De un tiempo a esta parte, la referencialidad en el cine de género se ha erguido como una suerte de tótem inevitable que, si bien las veces glosa las filias de un autor en torno a esos títulos que han conformado su mirada, en no pocas ocasiones se extiende como una suerte de justificación del más puro vacío, de la tentación por acudir a esas estampas alrededor de una nostalgia hueca que no hace sino devaluar sus propiedades; es por ello tan importante no sólo conocer cómo incentivar la composición de esas imágenes desde una percepción crítica, sino al mismo tiempo otorgarles un sentido específico que no subestime su valía. En ese aspecto, el cortometraje dirigido a cuatro manos entre Toni O. Prats y David C. Ruiz (autor, además, de algún largometraje co-dirigido), acierta desde un primer momento al exponer sus referentes sin ningún tipo de temor, acuñando alguna imagen que no además de despertar la inquietud del espectador, nos devuelve a un universo conocido desde la perspectiva adecuada: la de esa autoconciencia que, lejos de mirar por encima del hombro a nadie, prefiere desarrollar su vis cómica dejando entrever un respeto y admiración que no queda en eso: se dirime también en una agudeza que nos lleva más allá de la mera broma, del chascarrillo olvidable cuya perdurabilidad no vaya por encima de la obra original.

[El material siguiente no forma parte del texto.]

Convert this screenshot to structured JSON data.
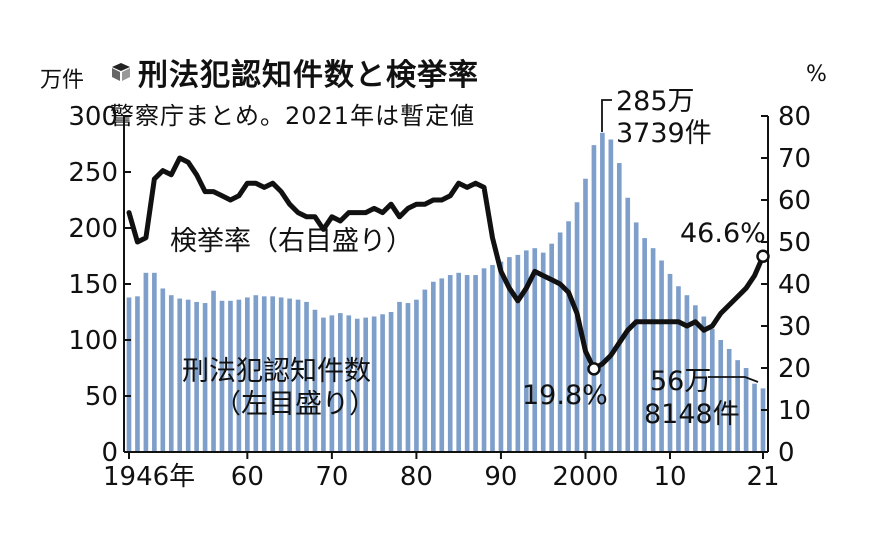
{
  "title": "刑法犯認知件数と検挙率",
  "subtitle": "警察庁まとめ。2021年は暫定値",
  "left_unit": "万件",
  "right_unit": "%",
  "colors": {
    "bar": "#7f9fcb",
    "line": "#111111"
  },
  "chart_data": {
    "type": "bar",
    "title": "刑法犯認知件数と検挙率",
    "xlim": [
      1946,
      2021
    ],
    "ylim_left": [
      0,
      300
    ],
    "ylim_right": [
      0,
      80
    ],
    "x_tick_values": [
      1946,
      1960,
      1970,
      1980,
      1990,
      2000,
      2010,
      2021
    ],
    "x_tick_labels": [
      "1946年",
      "60",
      "70",
      "80",
      "90",
      "2000",
      "10",
      "21"
    ],
    "y_left_ticks": [
      0,
      50,
      100,
      150,
      200,
      250,
      300
    ],
    "y_right_ticks": [
      0,
      10,
      20,
      30,
      40,
      50,
      60,
      70,
      80
    ],
    "series": [
      {
        "name": "刑法犯認知件数",
        "axis": "left",
        "unit": "万件",
        "type": "bar",
        "x": [
          1946,
          1947,
          1948,
          1949,
          1950,
          1951,
          1952,
          1953,
          1954,
          1955,
          1956,
          1957,
          1958,
          1959,
          1960,
          1961,
          1962,
          1963,
          1964,
          1965,
          1966,
          1967,
          1968,
          1969,
          1970,
          1971,
          1972,
          1973,
          1974,
          1975,
          1976,
          1977,
          1978,
          1979,
          1980,
          1981,
          1982,
          1983,
          1984,
          1985,
          1986,
          1987,
          1988,
          1989,
          1990,
          1991,
          1992,
          1993,
          1994,
          1995,
          1996,
          1997,
          1998,
          1999,
          2000,
          2001,
          2002,
          2003,
          2004,
          2005,
          2006,
          2007,
          2008,
          2009,
          2010,
          2011,
          2012,
          2013,
          2014,
          2015,
          2016,
          2017,
          2018,
          2019,
          2020,
          2021
        ],
        "values": [
          138,
          139,
          160,
          160,
          146,
          140,
          137,
          136,
          134,
          133,
          144,
          135,
          135,
          136,
          138,
          140,
          139,
          139,
          138,
          137,
          136,
          134,
          127,
          120,
          122,
          124,
          122,
          119,
          120,
          121,
          123,
          125,
          134,
          133,
          136,
          145,
          152,
          155,
          158,
          160,
          158,
          158,
          164,
          167,
          170,
          174,
          176,
          180,
          182,
          178,
          186,
          196,
          206,
          223,
          244,
          274,
          285,
          279,
          258,
          227,
          205,
          191,
          182,
          171,
          159,
          148,
          140,
          131,
          121,
          110,
          100,
          92,
          82,
          75,
          61,
          56.8
        ]
      },
      {
        "name": "検挙率",
        "axis": "right",
        "unit": "%",
        "type": "line",
        "x": [
          1946,
          1947,
          1948,
          1949,
          1950,
          1951,
          1952,
          1953,
          1954,
          1955,
          1956,
          1957,
          1958,
          1959,
          1960,
          1961,
          1962,
          1963,
          1964,
          1965,
          1966,
          1967,
          1968,
          1969,
          1970,
          1971,
          1972,
          1973,
          1974,
          1975,
          1976,
          1977,
          1978,
          1979,
          1980,
          1981,
          1982,
          1983,
          1984,
          1985,
          1986,
          1987,
          1988,
          1989,
          1990,
          1991,
          1992,
          1993,
          1994,
          1995,
          1996,
          1997,
          1998,
          1999,
          2000,
          2001,
          2002,
          2003,
          2004,
          2005,
          2006,
          2007,
          2008,
          2009,
          2010,
          2011,
          2012,
          2013,
          2014,
          2015,
          2016,
          2017,
          2018,
          2019,
          2020,
          2021
        ],
        "values": [
          57,
          50,
          51,
          65,
          67,
          66,
          70,
          69,
          66,
          62,
          62,
          61,
          60,
          61,
          64,
          64,
          63,
          64,
          62,
          59,
          57,
          56,
          56,
          53,
          56,
          55,
          57,
          57,
          57,
          58,
          57,
          59,
          56,
          58,
          59,
          59,
          60,
          60,
          61,
          64,
          63,
          64,
          63,
          51,
          43,
          39,
          36,
          39,
          43,
          42,
          41,
          40,
          38,
          33,
          24,
          19.8,
          21,
          23,
          26,
          29,
          31,
          31,
          31,
          31,
          31,
          31,
          30,
          31,
          29,
          30,
          33,
          35,
          37,
          39,
          42,
          46.6
        ]
      }
    ]
  },
  "annotations": {
    "line_label": "検挙率（右目盛り）",
    "bar_label": "刑法犯認知件数",
    "bar_label_sub": "（左目盛り）",
    "peak_line1": "285万",
    "peak_line2": "3739件",
    "min_rate": "19.8%",
    "last_rate": "46.6%",
    "last_count_line1": "56万",
    "last_count_line2": "8148件"
  }
}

En La mala familia, ya desde uno de sus primeros fotogramas, el tándem de cineastas manifiesta bien a las claras que la obra maestra de William Friedkin, El exorcista, no pasó como tantas otras por su periplo como espectadores, y a raíz de esa certeza vuelven sobre un subgénero, el de las posesiones demoníacas, mediante el que establecer un punto de vista humorístico que sobresale tanto por sus punzantes diálogos como por una mirada al presente (especialmente, en torno a lo social), si bien un tanto obvia, cuanto menos lo suficientemente ágil como para que lo que podría resultar defecto devenga en virtud. Todo ello acompañado de una ambientación potenciada por una impecable labor visual, y sustentado por unas interpretaciones donde la lectura del ‹timing› se antoja esencial en esa faceta un tanto sarcástica que asoma por el corto. Ya no se trata, pues, de implementar un humor que permita dotar de un aire regenerador en parte al género, asimismo de otorgar a esa visión un complemento que sea capaz de cuestionar aquello que, de algún modo, se pretende elogiar, algo que La familia infernal logra disponiendo sus herramientas del mejor modo posible y, ante todo, alcanzando el objetivo esencial de su propuesta: la diversión como un todo.
Larga vida a la nueva carne.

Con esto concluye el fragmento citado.